We were married a year later. She organised it all without delegating, the venue, the catering, commissioning our rings, everything. She made everything seem effortless, running like clockwork. All I had to do was organise the honeymoon. I presented her with the tickets the night before the wedding. She flipped through the itinerary, frowning slightly, then looked up at me and smiled. I had managed to get the best of everything, first class all the way. I knew she’d be pleased. That night in bed she had a strangely rapturous intensity; we couldn’t get enough of each other. I remember her eyes in the near darkness, drinking me in. Towards dawn she finally fell asleep, apparently satiated. I lay there watching her, the perfect curve of her lashes against her cheek, her lustrous dark hair tumbled across the pillow, the shape of her moulded and concealed by the sheets, her breasts rising and falling with each gentle breath.

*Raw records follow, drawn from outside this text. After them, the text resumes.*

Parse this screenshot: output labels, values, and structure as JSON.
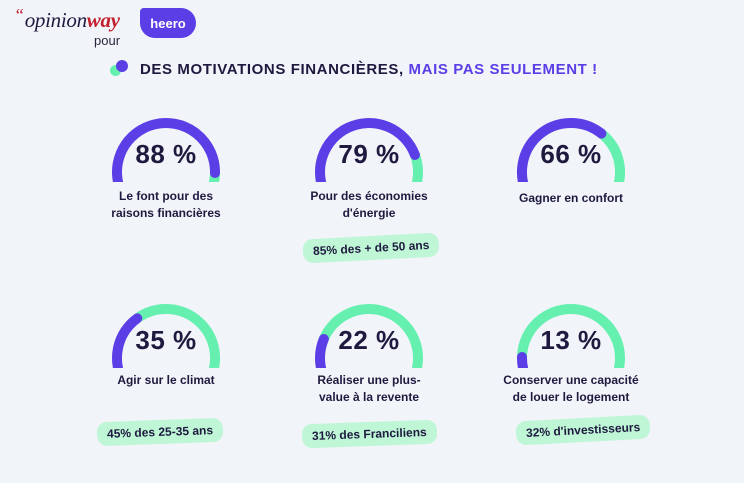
{
  "header": {
    "logo_text_a": "opinion",
    "logo_text_b": "way",
    "logo_quote": "“",
    "pour": "pour",
    "partner": "heero"
  },
  "title": {
    "main": "DES MOTIVATIONS FINANCIÈRES,",
    "accent": "MAIS PAS SEULEMENT !"
  },
  "colors": {
    "purple": "#5b3ee6",
    "green": "#66f0b0",
    "pill": "#bff6d6",
    "text": "#1e1a3f"
  },
  "chart_data": {
    "type": "gauge",
    "series": [
      {
        "label": "Le font pour des raisons financières",
        "value": 88,
        "display": "88 %",
        "note": ""
      },
      {
        "label": "Pour des économies d'énergie",
        "value": 79,
        "display": "79 %",
        "note": "85% des + de 50 ans"
      },
      {
        "label": "Gagner en confort",
        "value": 66,
        "display": "66 %",
        "note": ""
      },
      {
        "label": "Agir sur le climat",
        "value": 35,
        "display": "35 %",
        "note": "45% des 25-35 ans"
      },
      {
        "label": "Réaliser une plus-value à la revente",
        "value": 22,
        "display": "22 %",
        "note": "31% des Franciliens"
      },
      {
        "label": "Conserver une capacité de louer le logement",
        "value": 13,
        "display": "13 %",
        "note": "32% d'investisseurs"
      }
    ]
  },
  "labels": {
    "g0": [
      "Le font pour des",
      "raisons financières"
    ],
    "g1": [
      "Pour des économies",
      "d'énergie"
    ],
    "g2": [
      "Gagner en confort"
    ],
    "g3": [
      "Agir sur le climat"
    ],
    "g4": [
      "Réaliser une plus-",
      "value à la revente"
    ],
    "g5": [
      "Conserver une capacité",
      "de louer le logement"
    ]
  }
}
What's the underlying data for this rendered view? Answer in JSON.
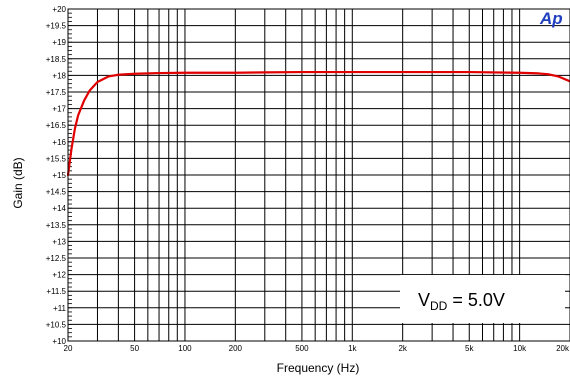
{
  "chart_data": {
    "type": "line",
    "xscale": "log",
    "xlabel": "Frequency (Hz)",
    "ylabel": "Gain (dB)",
    "xlim": [
      20,
      20000
    ],
    "ylim": [
      10,
      20
    ],
    "grid": true,
    "x_ticks": [
      20,
      50,
      100,
      200,
      500,
      1000,
      2000,
      5000,
      10000,
      20000
    ],
    "x_tick_labels": [
      "20",
      "50",
      "100",
      "200",
      "500",
      "1k",
      "2k",
      "5k",
      "10k",
      "20k"
    ],
    "y_ticks": [
      10,
      10.5,
      11,
      11.5,
      12,
      12.5,
      13,
      13.5,
      14,
      14.5,
      15,
      15.5,
      16,
      16.5,
      17,
      17.5,
      18,
      18.5,
      19,
      19.5,
      20
    ],
    "y_tick_labels": [
      "+10",
      "+10.5",
      "+11",
      "+11.5",
      "+12",
      "+12.5",
      "+13",
      "+13.5",
      "+14",
      "+14.5",
      "+15",
      "+15.5",
      "+16",
      "+16.5",
      "+17",
      "+17.5",
      "+18",
      "+18.5",
      "+19",
      "+19.5",
      "+20"
    ],
    "series": [
      {
        "color": "#e00000",
        "x": [
          20,
          21,
          22,
          23,
          25,
          27,
          30,
          35,
          40,
          50,
          70,
          100,
          200,
          300,
          500,
          1000,
          2000,
          5000,
          10000,
          13000,
          15000,
          17000,
          20000
        ],
        "y": [
          15.0,
          15.8,
          16.4,
          16.8,
          17.25,
          17.55,
          17.8,
          17.97,
          18.02,
          18.05,
          18.07,
          18.08,
          18.08,
          18.09,
          18.1,
          18.1,
          18.1,
          18.1,
          18.08,
          18.06,
          18.03,
          17.97,
          17.82
        ]
      }
    ],
    "annotation": {
      "main": "V",
      "sub": "DD",
      "rest": " = 5.0V"
    },
    "logo": "Ap"
  }
}
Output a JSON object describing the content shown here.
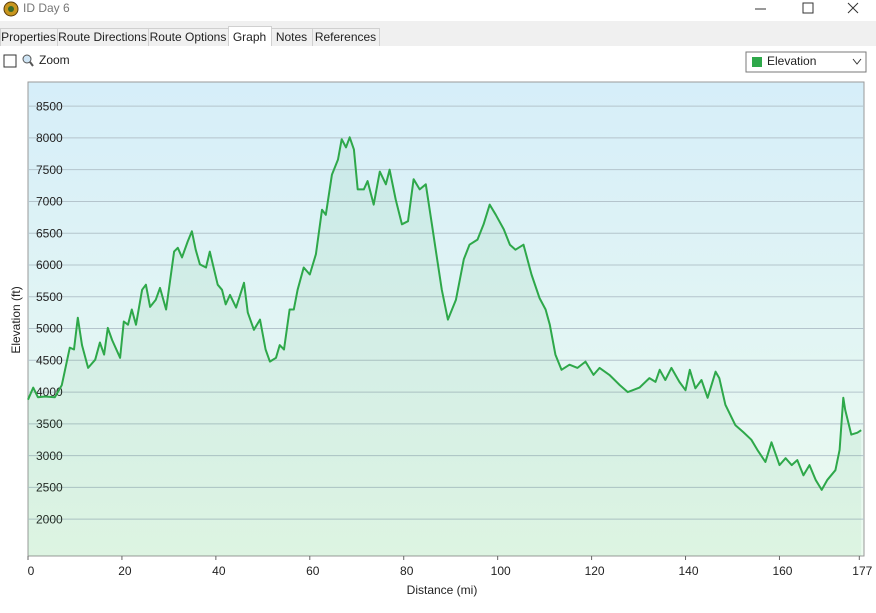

I could scarcely credit my luck; what on earth was this beauty doing marrying me?

Later that day I was asking my self the same question, as I watched her walk towards me in her wedding dress, subtly sexy in cream silk, her hair piled high with wanton tendrils escaping around her face and neck. She did not once take her eyes from mine as the registrar asked the ritual questions demanded by law. When we finally exchanged rings she smiled again, exhaling a long breath as she gently pushed the wide gold band up my finger. As we kissed I began to feel strangely light-headed. I put it down to lack of sleep. The rest of the day was superb. Everyone enjoyed the day; my single friends looked enviously at my beautiful wife, my married friends toasted our happiness with good humour. And as the reception progressed, I began to believe that my good fortune was unsurpassed; I really was the luckiest man alive.
Now I am not so sure. Perfect wedding aside, when she looks at me now I get the feeling she is biding her time, though for what I could scarcely say. I dread sleeping in that room…I have the feeling she sees through my…efforts to convince her otherwise. Perhaps they amuse her…

I finally got the box open when I accidentally dropped it. The profusion of carving seemed to writhe beneath my fingers, making it difficult to hold. Inside it is lined with silk the same colour as these walls, shot with glints of green so vibrant it looks toxic. Embedded in a jeweller’s tray are six gold rings, about the size of my wedding band. When I remove one to examine it more closely I see that the inside of the ring is intricately engraved with a helix of ivy leaves. It looks familiar… I take off my ring to compare it: it is the same. So are the other five rings, the engraving crisp, as if barely worn. They feel heavier than they should, my palm can barely hold them. As the front door opens it comes to me then that marriage is a binding as well as a bonding, symbolised in the exchange of these rings that she chose. And as I hear her on the stairs I know that my ring will not be the last.